Hingga pada pertengahan 2020 saya berdiskusi secara mendalam dengan Istri. "Ma, apa yang harus kita lakukan untuk bertahan?" Tak beberapa lama istri menjawab"Kita berdagang Pa, apa pun yang bisa dijual" Akhirnya kami memutuskan mencari tambahan dengan berjualan.

Singkat cerita istri menjadi reseller produk kecantikan, obat-obatan pertanian, pakaian dan berbagai jenis barang yang laku dijual. Apa pun asal legal tidak melanggar aturan pemerintah. Sedangkan diriku memfokuskan pada keahlian, melanjutkan mengajar di rumah dengan membuka kelas SD-SMP. Serta tetap berusaha menghidupkan perusahaan Bimbingan Belajar dengan berbagai inovasi untuk menggeliatkan perolehan siswa.

Setiap hari istri membuat postingan barang dagangan di media sosial. Dalam seminggu berjalan hasilnya belum memuaskan. Apa yang kami bayangkan tidak sesuai kenyataan. Namun, lama-kelamaan apa yang kami lakukan mendapat respon. Setidaknya ada yang menanyakan harga. 

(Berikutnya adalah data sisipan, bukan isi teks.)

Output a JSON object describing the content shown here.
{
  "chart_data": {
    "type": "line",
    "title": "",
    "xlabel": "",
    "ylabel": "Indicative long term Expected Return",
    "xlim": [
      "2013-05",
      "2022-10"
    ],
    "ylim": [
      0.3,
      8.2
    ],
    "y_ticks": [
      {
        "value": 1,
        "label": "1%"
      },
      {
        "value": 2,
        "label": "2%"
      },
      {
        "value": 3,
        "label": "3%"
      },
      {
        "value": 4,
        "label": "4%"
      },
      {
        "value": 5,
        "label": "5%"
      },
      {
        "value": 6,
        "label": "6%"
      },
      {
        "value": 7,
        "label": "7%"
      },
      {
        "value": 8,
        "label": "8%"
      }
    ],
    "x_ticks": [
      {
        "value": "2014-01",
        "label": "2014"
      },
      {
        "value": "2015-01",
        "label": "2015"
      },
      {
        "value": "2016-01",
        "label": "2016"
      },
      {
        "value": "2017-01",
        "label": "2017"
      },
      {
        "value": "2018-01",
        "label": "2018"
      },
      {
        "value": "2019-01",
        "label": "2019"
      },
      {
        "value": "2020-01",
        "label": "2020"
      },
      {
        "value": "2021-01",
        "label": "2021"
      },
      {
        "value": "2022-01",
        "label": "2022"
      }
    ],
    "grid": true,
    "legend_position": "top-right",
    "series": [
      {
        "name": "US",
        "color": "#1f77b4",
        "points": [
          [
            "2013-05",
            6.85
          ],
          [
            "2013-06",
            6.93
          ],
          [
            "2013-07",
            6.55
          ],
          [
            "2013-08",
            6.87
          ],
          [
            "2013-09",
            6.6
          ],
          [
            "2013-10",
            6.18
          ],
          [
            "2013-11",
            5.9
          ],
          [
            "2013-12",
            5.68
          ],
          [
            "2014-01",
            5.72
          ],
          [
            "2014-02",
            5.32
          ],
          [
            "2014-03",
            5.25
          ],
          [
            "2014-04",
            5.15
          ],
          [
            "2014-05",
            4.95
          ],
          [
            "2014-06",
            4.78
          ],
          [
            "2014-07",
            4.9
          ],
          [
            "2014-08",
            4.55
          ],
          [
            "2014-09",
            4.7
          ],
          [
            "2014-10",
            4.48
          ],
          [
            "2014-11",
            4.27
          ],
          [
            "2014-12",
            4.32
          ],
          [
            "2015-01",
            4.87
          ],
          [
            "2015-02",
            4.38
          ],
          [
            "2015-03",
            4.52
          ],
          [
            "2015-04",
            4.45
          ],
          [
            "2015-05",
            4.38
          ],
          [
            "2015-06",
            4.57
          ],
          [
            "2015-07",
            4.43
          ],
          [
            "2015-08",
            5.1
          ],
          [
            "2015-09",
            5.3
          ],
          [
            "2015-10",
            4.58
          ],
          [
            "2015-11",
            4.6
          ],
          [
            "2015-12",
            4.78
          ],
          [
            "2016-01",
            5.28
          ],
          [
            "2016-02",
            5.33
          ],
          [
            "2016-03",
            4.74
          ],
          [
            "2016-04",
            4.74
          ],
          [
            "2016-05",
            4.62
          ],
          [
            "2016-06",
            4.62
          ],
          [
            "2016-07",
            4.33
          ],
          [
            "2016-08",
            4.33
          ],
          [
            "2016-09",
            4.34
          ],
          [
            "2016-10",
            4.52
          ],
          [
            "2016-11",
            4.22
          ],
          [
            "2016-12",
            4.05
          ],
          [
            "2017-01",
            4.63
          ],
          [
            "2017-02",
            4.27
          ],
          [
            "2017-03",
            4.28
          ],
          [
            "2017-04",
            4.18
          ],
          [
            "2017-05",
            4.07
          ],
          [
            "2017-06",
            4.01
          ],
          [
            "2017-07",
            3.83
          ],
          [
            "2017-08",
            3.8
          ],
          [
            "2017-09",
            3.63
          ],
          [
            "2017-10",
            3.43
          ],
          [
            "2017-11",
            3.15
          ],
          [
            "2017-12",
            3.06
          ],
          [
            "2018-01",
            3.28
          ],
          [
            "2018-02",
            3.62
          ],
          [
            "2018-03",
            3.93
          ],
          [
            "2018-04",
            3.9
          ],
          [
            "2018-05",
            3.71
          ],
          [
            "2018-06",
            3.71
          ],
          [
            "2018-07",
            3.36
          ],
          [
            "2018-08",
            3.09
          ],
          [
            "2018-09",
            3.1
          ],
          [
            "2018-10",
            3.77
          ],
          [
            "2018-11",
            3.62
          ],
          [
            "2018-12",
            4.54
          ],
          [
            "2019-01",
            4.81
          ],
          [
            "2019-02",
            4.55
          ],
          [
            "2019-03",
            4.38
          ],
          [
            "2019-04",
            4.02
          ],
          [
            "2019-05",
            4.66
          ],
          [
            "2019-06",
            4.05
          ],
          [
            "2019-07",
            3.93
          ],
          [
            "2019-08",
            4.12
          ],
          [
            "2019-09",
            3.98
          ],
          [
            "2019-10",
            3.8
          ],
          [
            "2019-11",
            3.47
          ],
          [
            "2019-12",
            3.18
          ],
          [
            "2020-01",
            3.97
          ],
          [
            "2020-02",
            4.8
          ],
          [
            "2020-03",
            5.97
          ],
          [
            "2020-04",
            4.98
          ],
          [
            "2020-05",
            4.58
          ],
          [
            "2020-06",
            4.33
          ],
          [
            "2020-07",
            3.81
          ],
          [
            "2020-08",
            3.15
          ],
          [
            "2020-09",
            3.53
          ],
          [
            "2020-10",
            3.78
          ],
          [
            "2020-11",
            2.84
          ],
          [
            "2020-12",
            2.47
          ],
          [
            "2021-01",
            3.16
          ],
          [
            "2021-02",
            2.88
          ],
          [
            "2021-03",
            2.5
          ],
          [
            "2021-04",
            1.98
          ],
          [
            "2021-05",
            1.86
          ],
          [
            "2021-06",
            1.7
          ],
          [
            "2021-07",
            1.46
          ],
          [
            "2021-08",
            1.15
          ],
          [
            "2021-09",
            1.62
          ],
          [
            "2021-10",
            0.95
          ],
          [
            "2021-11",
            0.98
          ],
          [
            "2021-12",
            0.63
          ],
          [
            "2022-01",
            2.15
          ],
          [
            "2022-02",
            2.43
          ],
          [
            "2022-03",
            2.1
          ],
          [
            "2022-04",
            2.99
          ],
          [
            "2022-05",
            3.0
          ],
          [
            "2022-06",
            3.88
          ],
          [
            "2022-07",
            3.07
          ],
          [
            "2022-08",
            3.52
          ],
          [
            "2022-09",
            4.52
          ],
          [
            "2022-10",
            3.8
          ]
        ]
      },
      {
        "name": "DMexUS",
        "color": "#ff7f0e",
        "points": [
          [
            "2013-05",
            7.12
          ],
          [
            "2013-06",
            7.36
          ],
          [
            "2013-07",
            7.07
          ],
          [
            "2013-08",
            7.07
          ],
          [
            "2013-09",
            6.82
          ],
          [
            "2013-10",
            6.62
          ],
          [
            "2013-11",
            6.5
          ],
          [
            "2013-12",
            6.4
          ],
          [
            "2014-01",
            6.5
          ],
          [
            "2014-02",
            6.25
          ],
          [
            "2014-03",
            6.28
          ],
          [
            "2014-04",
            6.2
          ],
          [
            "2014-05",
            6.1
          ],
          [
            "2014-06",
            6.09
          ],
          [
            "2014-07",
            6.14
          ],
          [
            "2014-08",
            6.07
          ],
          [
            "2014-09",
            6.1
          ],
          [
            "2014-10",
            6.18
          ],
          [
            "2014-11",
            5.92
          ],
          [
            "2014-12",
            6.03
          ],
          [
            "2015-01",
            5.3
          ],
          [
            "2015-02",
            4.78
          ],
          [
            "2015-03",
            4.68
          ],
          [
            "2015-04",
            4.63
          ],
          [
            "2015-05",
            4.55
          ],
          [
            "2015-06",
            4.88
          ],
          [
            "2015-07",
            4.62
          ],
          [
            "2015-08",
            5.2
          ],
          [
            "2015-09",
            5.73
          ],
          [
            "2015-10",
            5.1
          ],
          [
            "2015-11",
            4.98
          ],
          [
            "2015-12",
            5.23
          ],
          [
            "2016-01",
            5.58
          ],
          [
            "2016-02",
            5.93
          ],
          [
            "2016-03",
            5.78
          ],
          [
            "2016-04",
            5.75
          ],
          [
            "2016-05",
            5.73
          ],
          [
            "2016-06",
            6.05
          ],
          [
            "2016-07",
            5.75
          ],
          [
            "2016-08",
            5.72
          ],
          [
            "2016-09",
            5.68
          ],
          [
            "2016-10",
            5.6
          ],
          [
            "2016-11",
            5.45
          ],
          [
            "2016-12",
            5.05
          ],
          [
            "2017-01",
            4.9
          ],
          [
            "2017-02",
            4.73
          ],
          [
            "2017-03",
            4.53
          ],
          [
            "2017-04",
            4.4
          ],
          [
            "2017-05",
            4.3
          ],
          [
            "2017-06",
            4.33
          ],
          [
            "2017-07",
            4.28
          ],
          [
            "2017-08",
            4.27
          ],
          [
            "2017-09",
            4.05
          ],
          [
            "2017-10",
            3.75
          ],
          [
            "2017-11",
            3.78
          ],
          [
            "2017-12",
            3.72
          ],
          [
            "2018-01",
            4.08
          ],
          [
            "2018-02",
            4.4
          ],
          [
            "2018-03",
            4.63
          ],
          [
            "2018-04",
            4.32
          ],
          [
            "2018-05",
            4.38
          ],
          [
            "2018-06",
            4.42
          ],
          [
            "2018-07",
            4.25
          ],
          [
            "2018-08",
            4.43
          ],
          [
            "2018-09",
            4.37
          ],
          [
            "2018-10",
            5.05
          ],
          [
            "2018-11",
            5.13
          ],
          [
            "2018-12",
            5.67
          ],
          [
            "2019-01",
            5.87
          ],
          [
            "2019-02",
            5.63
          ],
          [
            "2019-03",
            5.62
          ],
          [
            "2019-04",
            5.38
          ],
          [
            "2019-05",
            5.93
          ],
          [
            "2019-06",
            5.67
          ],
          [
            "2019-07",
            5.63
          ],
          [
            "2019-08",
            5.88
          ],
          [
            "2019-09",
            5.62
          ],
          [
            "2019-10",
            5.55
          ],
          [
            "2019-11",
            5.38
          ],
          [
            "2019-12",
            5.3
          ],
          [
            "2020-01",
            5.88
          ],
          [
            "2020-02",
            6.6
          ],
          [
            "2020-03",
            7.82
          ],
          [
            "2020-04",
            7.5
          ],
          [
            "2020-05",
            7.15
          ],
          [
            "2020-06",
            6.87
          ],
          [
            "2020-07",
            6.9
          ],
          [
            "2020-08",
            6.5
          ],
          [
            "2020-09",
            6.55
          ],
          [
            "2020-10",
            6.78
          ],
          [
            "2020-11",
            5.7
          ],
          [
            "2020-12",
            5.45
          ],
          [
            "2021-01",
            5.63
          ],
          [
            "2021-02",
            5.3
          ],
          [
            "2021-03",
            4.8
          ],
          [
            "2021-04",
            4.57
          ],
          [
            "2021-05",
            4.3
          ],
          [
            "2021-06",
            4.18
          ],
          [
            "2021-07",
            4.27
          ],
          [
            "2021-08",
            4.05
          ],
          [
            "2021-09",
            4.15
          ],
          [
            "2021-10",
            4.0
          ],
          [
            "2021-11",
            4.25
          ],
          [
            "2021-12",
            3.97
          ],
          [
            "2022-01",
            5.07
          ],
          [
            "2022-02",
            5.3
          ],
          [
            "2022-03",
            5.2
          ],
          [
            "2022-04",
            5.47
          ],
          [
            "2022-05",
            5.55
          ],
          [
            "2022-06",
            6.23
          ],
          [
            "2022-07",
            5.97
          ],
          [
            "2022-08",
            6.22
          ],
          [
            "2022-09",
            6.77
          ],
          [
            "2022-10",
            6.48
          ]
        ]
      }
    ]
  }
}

Dan dua bulan dari kami menjadi reseller ada pesanan barang dari tanah Papua. Minta kiriman barang produk kecantikan dan obat pertanian. Jumlah lumayan besar untuk ukuran usaha rintisan kami yang hanya bermodal "uang banting celengan tanah liat". Yang pesan adalah saudara sendiri yang mukim di sana.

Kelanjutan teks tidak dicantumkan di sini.